L’album è organicamente strutturato, dieci pezzi che s’intrecciano su un leitmotiv creato dalle decise plettrate richiamanti melodie trasognate; le stesse s’intrecciano alle sonorità languide di una voce che richiama Hope Sandoval (Mazzy Star) sotto tutti gli aspetti, ma con una propria personalità dominante.
La prima parte dell’album ricorda sonorità ‘50/’60 della costa occidentale americana, surfisti e danze sulla spiaggia, praticamente un film pulp stile Quentin Tarantino, affiancati a ritmi lenti e striati di una personalità cavernosa assimilabile alla tradizione western morriconiana.
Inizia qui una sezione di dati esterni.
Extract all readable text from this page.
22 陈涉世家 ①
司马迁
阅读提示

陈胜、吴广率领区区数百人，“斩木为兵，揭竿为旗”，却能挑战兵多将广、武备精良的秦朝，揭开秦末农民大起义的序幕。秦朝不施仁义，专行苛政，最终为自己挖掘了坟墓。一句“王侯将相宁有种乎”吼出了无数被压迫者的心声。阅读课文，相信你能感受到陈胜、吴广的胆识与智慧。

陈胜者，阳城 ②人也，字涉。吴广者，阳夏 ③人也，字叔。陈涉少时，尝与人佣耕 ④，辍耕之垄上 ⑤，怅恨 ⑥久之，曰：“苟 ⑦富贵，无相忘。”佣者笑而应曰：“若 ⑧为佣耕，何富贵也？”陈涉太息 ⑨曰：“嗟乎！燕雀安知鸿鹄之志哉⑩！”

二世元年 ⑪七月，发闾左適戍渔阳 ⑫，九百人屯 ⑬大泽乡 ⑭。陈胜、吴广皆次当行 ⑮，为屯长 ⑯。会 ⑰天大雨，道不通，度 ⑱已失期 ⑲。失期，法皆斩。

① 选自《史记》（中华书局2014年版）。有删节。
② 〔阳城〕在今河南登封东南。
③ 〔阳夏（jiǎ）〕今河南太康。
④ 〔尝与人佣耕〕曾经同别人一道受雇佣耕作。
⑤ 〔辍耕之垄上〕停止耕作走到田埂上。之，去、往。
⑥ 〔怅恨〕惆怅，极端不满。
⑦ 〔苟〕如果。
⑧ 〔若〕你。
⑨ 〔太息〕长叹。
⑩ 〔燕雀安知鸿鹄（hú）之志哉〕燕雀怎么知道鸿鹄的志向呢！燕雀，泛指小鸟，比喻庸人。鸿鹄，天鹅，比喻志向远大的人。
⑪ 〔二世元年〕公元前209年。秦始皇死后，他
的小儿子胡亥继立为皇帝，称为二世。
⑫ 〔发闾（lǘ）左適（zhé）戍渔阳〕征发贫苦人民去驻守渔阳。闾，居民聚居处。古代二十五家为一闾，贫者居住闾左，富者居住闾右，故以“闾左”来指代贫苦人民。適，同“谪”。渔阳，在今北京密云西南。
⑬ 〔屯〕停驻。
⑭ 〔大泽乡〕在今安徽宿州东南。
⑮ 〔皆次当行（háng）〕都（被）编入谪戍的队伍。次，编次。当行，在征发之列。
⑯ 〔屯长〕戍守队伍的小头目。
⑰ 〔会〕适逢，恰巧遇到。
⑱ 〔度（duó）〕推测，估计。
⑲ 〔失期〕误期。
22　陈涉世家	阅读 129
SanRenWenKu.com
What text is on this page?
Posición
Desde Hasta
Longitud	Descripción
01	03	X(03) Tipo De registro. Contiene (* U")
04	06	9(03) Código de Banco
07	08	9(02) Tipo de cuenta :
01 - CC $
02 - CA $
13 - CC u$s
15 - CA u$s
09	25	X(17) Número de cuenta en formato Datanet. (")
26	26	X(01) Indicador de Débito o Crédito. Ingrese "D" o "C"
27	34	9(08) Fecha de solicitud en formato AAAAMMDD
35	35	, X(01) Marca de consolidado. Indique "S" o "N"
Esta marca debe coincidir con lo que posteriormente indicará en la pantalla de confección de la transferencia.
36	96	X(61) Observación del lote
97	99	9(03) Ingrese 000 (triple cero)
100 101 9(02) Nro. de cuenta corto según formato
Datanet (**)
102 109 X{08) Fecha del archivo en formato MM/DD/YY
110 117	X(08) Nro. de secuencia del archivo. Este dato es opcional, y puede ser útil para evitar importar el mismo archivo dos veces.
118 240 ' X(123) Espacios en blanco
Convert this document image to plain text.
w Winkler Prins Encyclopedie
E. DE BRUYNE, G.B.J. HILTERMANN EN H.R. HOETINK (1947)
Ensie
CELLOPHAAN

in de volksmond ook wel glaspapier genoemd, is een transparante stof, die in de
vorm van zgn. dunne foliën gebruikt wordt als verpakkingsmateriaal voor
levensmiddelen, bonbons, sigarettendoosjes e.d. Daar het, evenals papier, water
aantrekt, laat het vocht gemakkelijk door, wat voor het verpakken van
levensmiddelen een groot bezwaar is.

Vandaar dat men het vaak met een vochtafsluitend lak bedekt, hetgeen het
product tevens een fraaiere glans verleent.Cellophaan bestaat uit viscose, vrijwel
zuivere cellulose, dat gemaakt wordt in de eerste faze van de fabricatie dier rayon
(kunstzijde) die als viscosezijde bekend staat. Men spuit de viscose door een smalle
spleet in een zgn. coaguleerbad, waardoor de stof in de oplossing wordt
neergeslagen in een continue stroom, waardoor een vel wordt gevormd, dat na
Vi è uno stacco stilistico nella traccia centrale Limbs la quale si affida a un andamento che lascia imbambolati e in una situazione totalmente estatica; un motivo pop leggerissimo su una rete dorsale di malinconia e che nella voce esprime note di svogliatezza.
L’album riprende al massimo in uno stile tendenzialmente pop, un connubio perfetto tra spensieratezza musicale e leziosità vocale che non manca di strizzare l’occhio all’indie rock ultimamente in auge; proprio qui si denotano exploit di ottimismo richiamanti i Madder Rose di cui chiare sono le contaminazioni.
Se da un lato questo omonimo degli Widowspeak presenta molti punti a suo favore, dall’altro potrebbe essere condannabile per il fatto di avere effettivamente poche variazioni di umore, proprio a causa della sua personalità omogenea e ben definita.
Tutto sommato, per essere il disco d’esordio di un gruppo appena composto, il risultato è più che apprezzabile e speriamo che questo rodaggio sia intuizione di qualcosa che si sviluppi in meglio.